Running 100,000 API calls a day on a budget

The brief was simple to say and annoying to do: keep an eye on a set of upstream APIs, all day, every day, and keep the history so we could spot trends. “All day, every day” turned out to mean 100,000+ requests a day, and the history part meant roughly half a million time-series rows a day landing in the database.

Here’s what actually mattered when I built it.

The pipeline is mostly about failure

When you make a handful of API calls, the happy path is the whole story. When you make a hundred thousand, the happy path is a rounding error. Upstreams time out, rate-limit you, return half a response, or quietly start handing back stale data. The pipeline’s real job is not “fetch”, it’s “fetch, and keep going when fetching breaks.”

The pieces that earned their keep:

Proxy rotation. Spreading requests across a pool kept any single IP from getting throttled into uselessness.
Circuit breakers. When an upstream started failing, I stopped hammering it for a cooldown window instead of retrying into the void. This is the single biggest reliability win for the least code.
Retries with backoff. Not infinite, bounded, with jitter, so a recovering upstream doesn’t get a thundering herd the moment it comes back.
Dynamic concurrency. Concurrency went up when things were healthy and throttled itself down when error rates climbed. A fixed worker count is a footgun at this scale.

Two databases, two jobs

I split storage on purpose:

MongoDB for the structured, current-state documents, schema-less, forgiving of the messy semi-structured payloads upstreams actually return.
TimescaleDB for the time-series, 500k+ rows a day, queried by time window. A plain Postgres table would have been fine for a week and miserable by month three. Timescale’s hypertables made the “show me the last 30 days” queries stay fast.

Cron jobs scheduled the writes; a containerised Linux box ran the whole thing.

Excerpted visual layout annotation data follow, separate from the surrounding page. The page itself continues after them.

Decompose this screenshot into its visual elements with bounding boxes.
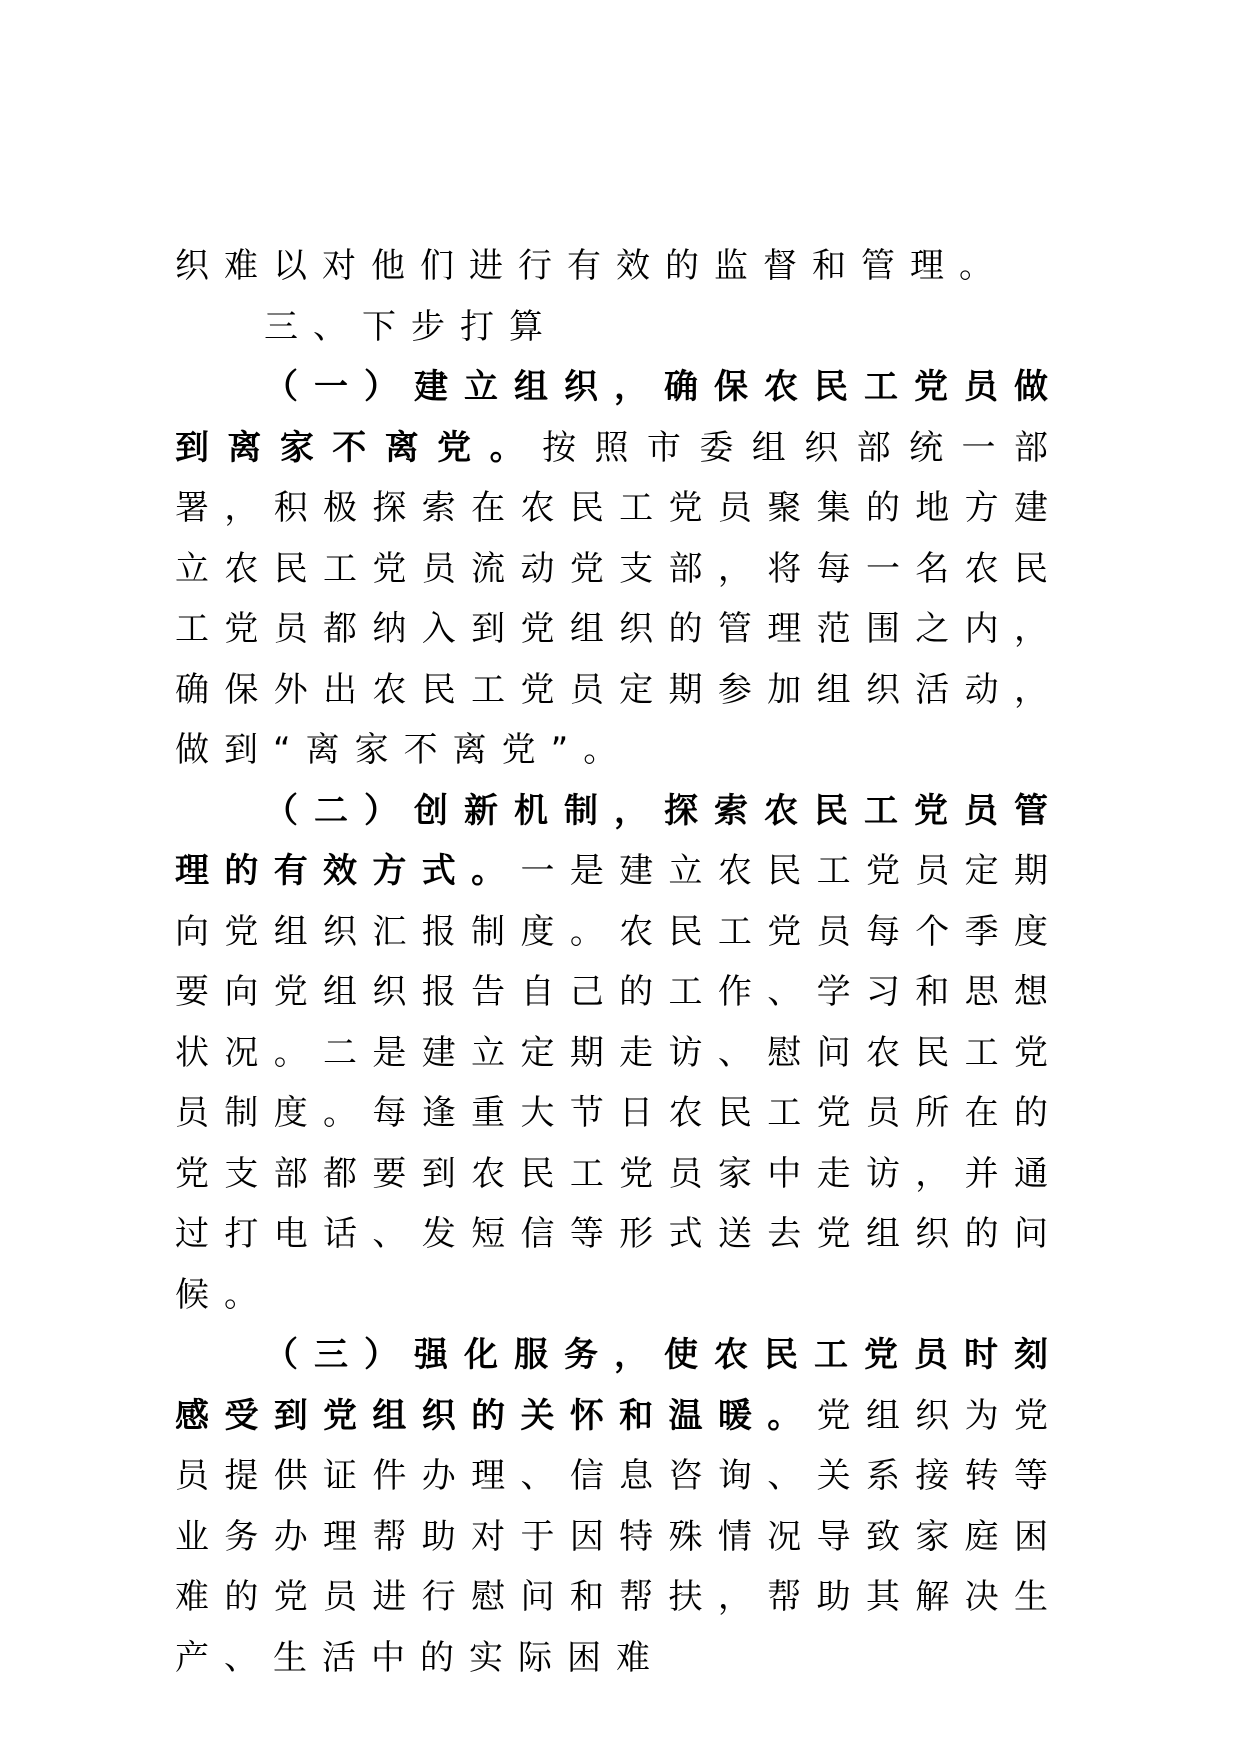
- item-3-heading: （三）强化服务，使农民工党员时刻感受到党组织的关怀和温暖。: [175, 1335, 1063, 1436]
- section-heading-text: 三、下步打算: [264, 306, 558, 347]
- paragraph-item-1: [175, 357, 1063, 781]
- item-1-heading: （一）建立组织，确保农民工党员做到离家不离党。: [175, 367, 1063, 468]
- item-2-heading: （二）创新机制，探索农民工党员管理的有效方式。: [175, 790, 1063, 891]
- paragraph-text: 织难以对他们进行有效的监督和管理。: [175, 246, 1008, 286]
- paragraph-continuation: [175, 236, 1063, 297]
- paragraph-item-2: [175, 781, 1063, 1326]
- item-1-body: 按照市委组织部统一部署，积极探索在农民工党员聚集的地方建立农民工党员流动党支部，将每一名农民工党员都纳入到党组织的管理范围之内，确保外出农民工党员定期参加组织活动，做到“离家不离党”。: [175, 427, 1063, 770]
- item-3-body: 党组织为党员提供证件办理、信息咨询、关系接转等业务办理帮助对于因特殊情况导致家庭困难的党员进行慰问和帮扶，帮助其解决生产、生活中的实际困难: [175, 1395, 1064, 1678]
- document-body: [175, 236, 1063, 1688]
- paragraph-item-3: [175, 1325, 1063, 1688]
- section-heading: [175, 297, 1063, 358]
- item-2-body: 一是建立农民工党员定期向党组织汇报制度。农民工党员每个季度要向党组织报告自己的工作、学习和思想状况。二是建立定期走访、慰问农民工党员制度。每逢重大节日农民工党员所在的党支部都要到农民工党员家中走访，并通过打电话、发短信等形式送去党组织的问候。: [175, 851, 1064, 1315]
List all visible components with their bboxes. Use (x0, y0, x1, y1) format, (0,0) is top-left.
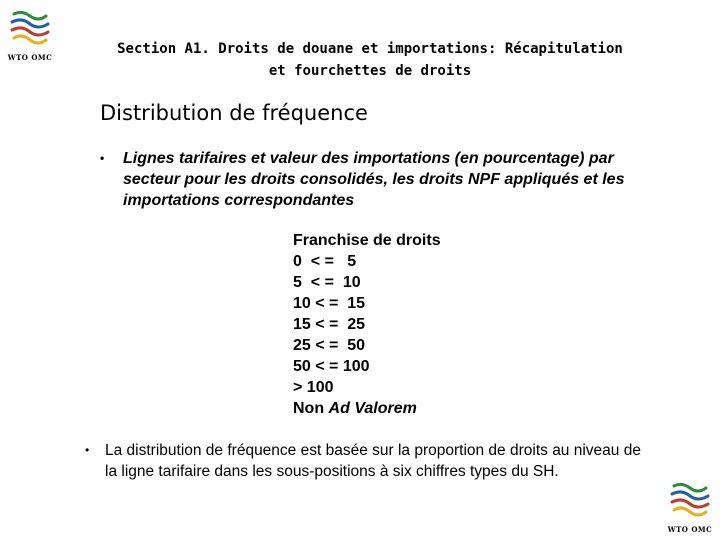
bullet-text-1: Lignes tarifaires et valeur des importations (en pourcentage) par secteur pour les droits consolidés, les droits NPF appliqués et les importations correspondantes (123, 150, 625, 209)
logo-wordmark: WTO OMC (7, 53, 53, 62)
frequency-list-header: Franchise de droits (293, 232, 441, 249)
non-prefix: Non (293, 400, 329, 417)
frequency-range-list (293, 230, 441, 419)
non-ad-valorem-row (293, 398, 441, 419)
bullet-point-1 (100, 148, 660, 211)
bullet-point-2 (85, 440, 655, 482)
section-title (100, 38, 640, 82)
ad-valorem-label: Ad Valorem (328, 400, 417, 417)
frequency-range: 10 < = 15 (293, 295, 366, 312)
frequency-range: 5 < = 10 (293, 274, 361, 291)
logo-wordmark: WTO OMC (667, 525, 713, 534)
wto-globe-icon (664, 478, 716, 522)
frequency-range: 0 < = 5 (293, 253, 357, 270)
bullet-icon: • (100, 151, 105, 165)
wto-logo (664, 478, 716, 534)
section-title-line1: Section A1. Droits de douane et importations: Récapitulation (117, 41, 623, 57)
frequency-range: 25 < = 50 (293, 337, 366, 354)
bullet-text-2: La distribution de fréquence est basée sur la proportion de droits au niveau de la ligne tarifaire dans les sous-positions à six chiffres types du SH. (105, 442, 641, 480)
slide-heading: Distribution de fréquence (100, 101, 368, 125)
frequency-range: > 100 (293, 379, 334, 396)
wto-globe-icon (4, 6, 56, 50)
frequency-range: 50 < = 100 (293, 358, 370, 375)
wto-logo (4, 6, 56, 62)
frequency-range: 15 < = 25 (293, 316, 366, 333)
section-title-line2: et fourchettes de droits (268, 63, 472, 79)
bullet-icon: • (85, 443, 90, 457)
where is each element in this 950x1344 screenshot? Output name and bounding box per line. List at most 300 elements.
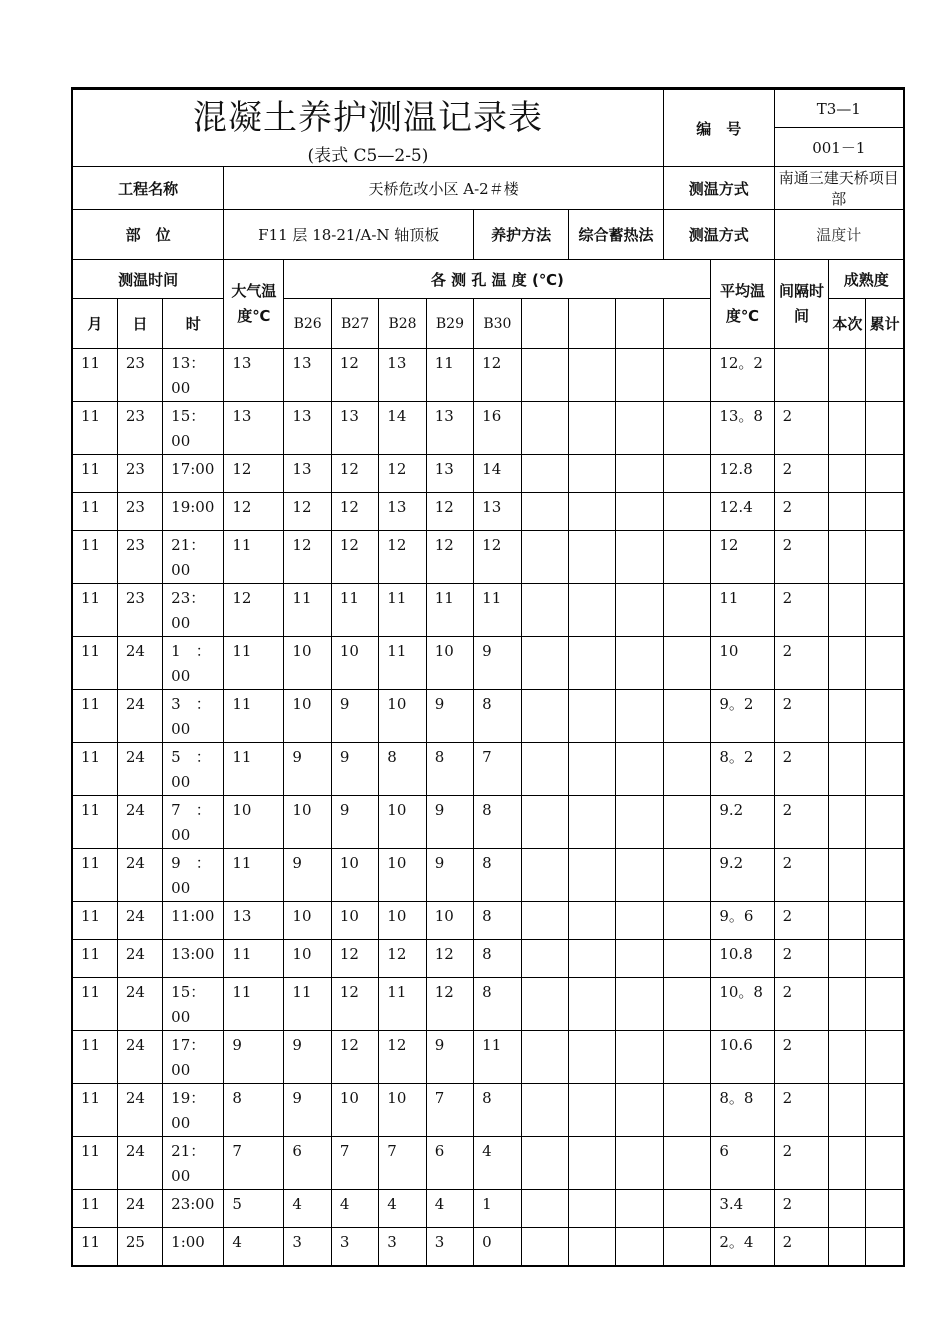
cell-hole-temp: 12 [331, 940, 378, 978]
header-month: 月 [72, 299, 117, 349]
cell-hole-temp: 8 [379, 743, 426, 796]
table-row [72, 902, 904, 940]
cell-hole-temp: 8 [474, 940, 521, 978]
cell-empty [663, 493, 710, 531]
cell-maturity-this [829, 902, 866, 940]
cell-interval: 2 [774, 493, 829, 531]
cell-day: 23 [117, 493, 162, 531]
cell-hole-temp: 12 [379, 455, 426, 493]
cell-empty [663, 349, 710, 402]
cell-empty [521, 690, 568, 743]
header-maturity-this: 本次 [829, 299, 866, 349]
cell-time: 11:00 [163, 902, 224, 940]
cell-empty [663, 455, 710, 493]
cell-avg-temp: 10.6 [711, 1031, 774, 1084]
cell-time: 1 ：00 [163, 637, 224, 690]
cell-empty [663, 1228, 710, 1266]
cell-empty [569, 531, 616, 584]
cell-maturity-this [829, 743, 866, 796]
cell-maturity-this [829, 849, 866, 902]
cell-hole-temp: 11 [474, 584, 521, 637]
cell-hole-temp: 12 [331, 455, 378, 493]
cell-hole-temp: 12 [331, 349, 378, 402]
form-code: (表式 C5—2-5) [307, 146, 429, 166]
project-value: 天桥危改小区 A-2＃楼 [224, 167, 664, 210]
cell-empty [616, 743, 663, 796]
cell-time: 5 ：00 [163, 743, 224, 796]
cell-avg-temp: 6 [711, 1137, 774, 1190]
cell-day: 24 [117, 940, 162, 978]
cell-empty [616, 690, 663, 743]
cell-hole-temp: 8 [426, 743, 473, 796]
cell-maturity-total [866, 584, 904, 637]
cell-hole-temp: 1 [474, 1190, 521, 1228]
cell-hole-temp: 9 [426, 796, 473, 849]
cell-hole-temp: 10 [426, 902, 473, 940]
cell-hole-temp: 9 [474, 637, 521, 690]
cell-avg-temp: 9。2 [711, 690, 774, 743]
cell-empty [569, 1031, 616, 1084]
header-time: 测温时间 [72, 260, 224, 299]
table-row [72, 1031, 904, 1084]
table-row [72, 940, 904, 978]
measure-method-label: 测温方式 [663, 167, 774, 210]
header-maturity: 成熟度 [829, 260, 904, 299]
cell-hole-temp: 7 [379, 1137, 426, 1190]
cell-hole-temp: 12 [331, 1031, 378, 1084]
header-hole-temps: 各 测 孔 温 度 (℃) [284, 260, 711, 299]
cell-air-temp: 4 [224, 1228, 284, 1266]
cell-time: 23:00 [163, 1190, 224, 1228]
cell-air-temp: 12 [224, 584, 284, 637]
cell-time: 1:00 [163, 1228, 224, 1266]
cell-day: 24 [117, 1031, 162, 1084]
cell-hole-temp: 14 [379, 402, 426, 455]
cell-empty [521, 584, 568, 637]
cell-maturity-total [866, 493, 904, 531]
cell-avg-temp: 8。8 [711, 1084, 774, 1137]
cell-empty [521, 531, 568, 584]
cell-hole-temp: 10 [379, 1084, 426, 1137]
cell-month: 11 [72, 1228, 117, 1266]
hole-label: B27 [331, 299, 378, 349]
cell-maturity-total [866, 455, 904, 493]
cell-empty [569, 1190, 616, 1228]
cell-maturity-total [866, 690, 904, 743]
cell-air-temp: 11 [224, 978, 284, 1031]
cell-maturity-this [829, 690, 866, 743]
cell-hole-temp: 12 [426, 940, 473, 978]
cell-empty [663, 1190, 710, 1228]
cell-hole-temp: 8 [474, 690, 521, 743]
cell-hole-temp: 12 [379, 1031, 426, 1084]
cell-maturity-this [829, 1228, 866, 1266]
cell-day: 23 [117, 349, 162, 402]
cell-empty [521, 493, 568, 531]
cell-empty [521, 1084, 568, 1137]
cell-hole-temp: 10 [331, 849, 378, 902]
cell-hole-temp: 10 [379, 690, 426, 743]
cell-time: 7 ：00 [163, 796, 224, 849]
cell-maturity-this [829, 349, 866, 402]
table-row [72, 849, 904, 902]
number-label: 编 号 [663, 90, 774, 167]
cell-empty [569, 493, 616, 531]
cell-hole-temp: 11 [284, 978, 331, 1031]
cell-empty [616, 902, 663, 940]
cell-time: 15：00 [163, 978, 224, 1031]
cell-day: 24 [117, 1084, 162, 1137]
cell-interval: 2 [774, 1228, 829, 1266]
cell-month: 11 [72, 349, 117, 402]
page-title: 混凝土养护测温记录表 [192, 98, 543, 138]
cell-time: 21：00 [163, 1137, 224, 1190]
cell-avg-temp: 8。2 [711, 743, 774, 796]
cell-air-temp: 13 [224, 902, 284, 940]
cell-empty [616, 849, 663, 902]
cell-empty [616, 637, 663, 690]
cell-avg-temp: 9.2 [711, 796, 774, 849]
cell-month: 11 [72, 902, 117, 940]
cell-time: 13：00 [163, 349, 224, 402]
cell-hole-temp: 10 [284, 690, 331, 743]
hole-label: B30 [474, 299, 521, 349]
cell-month: 11 [72, 1190, 117, 1228]
cell-day: 23 [117, 584, 162, 637]
cell-empty [663, 940, 710, 978]
cell-month: 11 [72, 1137, 117, 1190]
cell-air-temp: 11 [224, 637, 284, 690]
table-row [72, 455, 904, 493]
cell-time: 9 ：00 [163, 849, 224, 902]
cell-month: 11 [72, 1084, 117, 1137]
cell-empty [663, 743, 710, 796]
cell-empty [616, 531, 663, 584]
cell-hole-temp: 7 [426, 1084, 473, 1137]
cell-month: 11 [72, 940, 117, 978]
cell-day: 24 [117, 690, 162, 743]
cell-hole-temp: 4 [331, 1190, 378, 1228]
cell-hole-temp: 13 [284, 402, 331, 455]
cell-empty [521, 743, 568, 796]
cell-hole-temp: 11 [379, 637, 426, 690]
cell-maturity-this [829, 455, 866, 493]
cell-empty [521, 978, 568, 1031]
table-row [72, 978, 904, 1031]
cell-hole-temp: 6 [284, 1137, 331, 1190]
cell-hole-temp: 9 [331, 690, 378, 743]
hole-label: B26 [284, 299, 331, 349]
cell-hole-temp: 11 [474, 1031, 521, 1084]
cell-air-temp: 11 [224, 849, 284, 902]
table-row [72, 743, 904, 796]
cell-empty [663, 1031, 710, 1084]
cell-air-temp: 5 [224, 1190, 284, 1228]
cell-month: 11 [72, 978, 117, 1031]
cell-maturity-this [829, 796, 866, 849]
cell-maturity-this [829, 402, 866, 455]
cell-maturity-this [829, 1137, 866, 1190]
table-row [72, 349, 904, 402]
cell-hole-temp: 4 [474, 1137, 521, 1190]
number-top: T3—1 [774, 90, 904, 128]
table-row [72, 1137, 904, 1190]
cell-month: 11 [72, 455, 117, 493]
cell-hole-temp: 7 [331, 1137, 378, 1190]
cell-hole-temp: 12 [379, 940, 426, 978]
cell-maturity-total [866, 531, 904, 584]
hole-label: B29 [426, 299, 473, 349]
cell-hole-temp: 9 [284, 1084, 331, 1137]
cell-avg-temp: 10.8 [711, 940, 774, 978]
cell-air-temp: 10 [224, 796, 284, 849]
cell-empty [569, 796, 616, 849]
cell-hole-temp: 3 [426, 1228, 473, 1266]
cell-month: 11 [72, 584, 117, 637]
cell-maturity-total [866, 1137, 904, 1190]
cell-empty [521, 796, 568, 849]
cell-hole-temp: 3 [331, 1228, 378, 1266]
cell-time: 21：00 [163, 531, 224, 584]
cell-maturity-total [866, 402, 904, 455]
table-row [72, 493, 904, 531]
measure-tool: 温度计 [774, 210, 904, 260]
cell-hole-temp: 3 [379, 1228, 426, 1266]
cell-month: 11 [72, 849, 117, 902]
cell-avg-temp: 13。8 [711, 402, 774, 455]
cell-avg-temp: 10。8 [711, 978, 774, 1031]
curing-label: 养护方法 [474, 210, 569, 260]
cell-air-temp: 11 [224, 690, 284, 743]
cell-avg-temp: 10 [711, 637, 774, 690]
cell-hole-temp: 13 [426, 455, 473, 493]
cell-maturity-this [829, 940, 866, 978]
cell-empty [521, 455, 568, 493]
cell-empty [521, 1031, 568, 1084]
cell-empty [663, 690, 710, 743]
cell-time: 17：00 [163, 1031, 224, 1084]
cell-empty [569, 1137, 616, 1190]
cell-empty [616, 455, 663, 493]
cell-interval: 2 [774, 402, 829, 455]
cell-hole-temp: 8 [474, 796, 521, 849]
cell-time: 17:00 [163, 455, 224, 493]
temperature-record-table [71, 87, 905, 1267]
cell-empty [616, 493, 663, 531]
cell-empty [663, 637, 710, 690]
cell-avg-temp: 3.4 [711, 1190, 774, 1228]
header-maturity-total: 累计 [866, 299, 904, 349]
location-value: F11 层 18-21/A-N 轴顶板 [224, 210, 474, 260]
empty-hole-header [521, 299, 568, 349]
cell-interval: 2 [774, 1190, 829, 1228]
header-air-temp: 大气温度℃ [224, 260, 284, 349]
table-row [72, 796, 904, 849]
cell-hole-temp: 13 [379, 493, 426, 531]
cell-avg-temp: 9。6 [711, 902, 774, 940]
cell-empty [569, 849, 616, 902]
table-row [72, 531, 904, 584]
table-row [72, 1084, 904, 1137]
cell-air-temp: 11 [224, 531, 284, 584]
cell-hole-temp: 9 [331, 743, 378, 796]
cell-maturity-total [866, 637, 904, 690]
cell-hole-temp: 10 [284, 902, 331, 940]
cell-hole-temp: 13 [426, 402, 473, 455]
cell-empty [569, 584, 616, 637]
cell-month: 11 [72, 1031, 117, 1084]
cell-month: 11 [72, 796, 117, 849]
cell-air-temp: 7 [224, 1137, 284, 1190]
cell-hole-temp: 12 [331, 493, 378, 531]
cell-hole-temp: 9 [426, 849, 473, 902]
cell-maturity-this [829, 1031, 866, 1084]
cell-interval: 2 [774, 531, 829, 584]
cell-maturity-this [829, 637, 866, 690]
cell-empty [663, 402, 710, 455]
cell-empty [569, 637, 616, 690]
cell-day: 24 [117, 743, 162, 796]
cell-maturity-total [866, 743, 904, 796]
cell-empty [569, 902, 616, 940]
header-hour: 时 [163, 299, 224, 349]
cell-empty [616, 1137, 663, 1190]
cell-empty [569, 1084, 616, 1137]
cell-interval: 2 [774, 978, 829, 1031]
cell-time: 19:00 [163, 493, 224, 531]
cell-hole-temp: 13 [284, 455, 331, 493]
cell-interval [774, 349, 829, 402]
cell-interval: 2 [774, 940, 829, 978]
cell-avg-temp: 9.2 [711, 849, 774, 902]
hole-label: B28 [379, 299, 426, 349]
cell-hole-temp: 13 [331, 402, 378, 455]
cell-empty [616, 940, 663, 978]
cell-empty [663, 584, 710, 637]
cell-hole-temp: 9 [426, 690, 473, 743]
cell-month: 11 [72, 637, 117, 690]
cell-hole-temp: 4 [379, 1190, 426, 1228]
cell-hole-temp: 9 [426, 1031, 473, 1084]
cell-empty [616, 584, 663, 637]
cell-hole-temp: 11 [426, 349, 473, 402]
cell-month: 11 [72, 531, 117, 584]
cell-hole-temp: 7 [474, 743, 521, 796]
location-label: 部 位 [72, 210, 224, 260]
cell-air-temp: 13 [224, 402, 284, 455]
cell-empty [521, 1137, 568, 1190]
cell-interval: 2 [774, 849, 829, 902]
cell-hole-temp: 12 [426, 978, 473, 1031]
project-label: 工程名称 [72, 167, 224, 210]
cell-empty [521, 1228, 568, 1266]
cell-day: 25 [117, 1228, 162, 1266]
cell-empty [569, 743, 616, 796]
cell-hole-temp: 13 [474, 493, 521, 531]
cell-empty [616, 349, 663, 402]
table-row [72, 1190, 904, 1228]
cell-time: 13:00 [163, 940, 224, 978]
cell-hole-temp: 14 [474, 455, 521, 493]
cell-hole-temp: 9 [284, 849, 331, 902]
cell-empty [616, 978, 663, 1031]
cell-hole-temp: 11 [379, 584, 426, 637]
cell-interval: 2 [774, 637, 829, 690]
cell-day: 24 [117, 902, 162, 940]
cell-interval: 2 [774, 690, 829, 743]
data-rows [72, 349, 904, 1266]
cell-empty [521, 940, 568, 978]
cell-maturity-total [866, 1190, 904, 1228]
cell-empty [616, 1190, 663, 1228]
cell-hole-temp: 10 [284, 796, 331, 849]
cell-maturity-this [829, 493, 866, 531]
cell-empty [663, 1084, 710, 1137]
empty-hole-header [663, 299, 710, 349]
cell-hole-temp: 12 [331, 531, 378, 584]
cell-empty [569, 940, 616, 978]
cell-empty [616, 1084, 663, 1137]
cell-hole-temp: 10 [331, 637, 378, 690]
cell-interval: 2 [774, 455, 829, 493]
empty-hole-header [616, 299, 663, 349]
cell-empty [521, 902, 568, 940]
cell-maturity-this [829, 584, 866, 637]
cell-time: 19：00 [163, 1084, 224, 1137]
cell-empty [663, 1137, 710, 1190]
cell-interval: 2 [774, 584, 829, 637]
cell-hole-temp: 10 [331, 1084, 378, 1137]
measure-method-label-2: 测温方式 [663, 210, 774, 260]
cell-air-temp: 13 [224, 349, 284, 402]
cell-day: 23 [117, 531, 162, 584]
cell-hole-temp: 10 [379, 796, 426, 849]
cell-empty [521, 637, 568, 690]
cell-day: 24 [117, 1190, 162, 1228]
cell-air-temp: 9 [224, 1031, 284, 1084]
cell-hole-temp: 12 [331, 978, 378, 1031]
cell-hole-temp: 9 [284, 743, 331, 796]
table-row [72, 1228, 904, 1266]
cell-air-temp: 12 [224, 455, 284, 493]
cell-empty [663, 902, 710, 940]
cell-maturity-this [829, 1190, 866, 1228]
table-row [72, 690, 904, 743]
cell-hole-temp: 11 [284, 584, 331, 637]
cell-hole-temp: 10 [284, 637, 331, 690]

Watching it without watching it

The point of all this data was to see something, so the last mile was Grafana on top of the TimescaleDB, with PostgreSQL queries driving the panels. Once trends were a dashboard instead of a database query I had to remember to run, the system started earning its keep.

What I’d tell past me

Build the failure handling first, not last. The fetch loop took an afternoon. The circuit breakers, the backoff, the concurrency that backs off under pressure, that’s the part that let it run unattended for months. “Scalable” mostly means “degrades gracefully,” and graceful degradation is something you design in, not bolt on.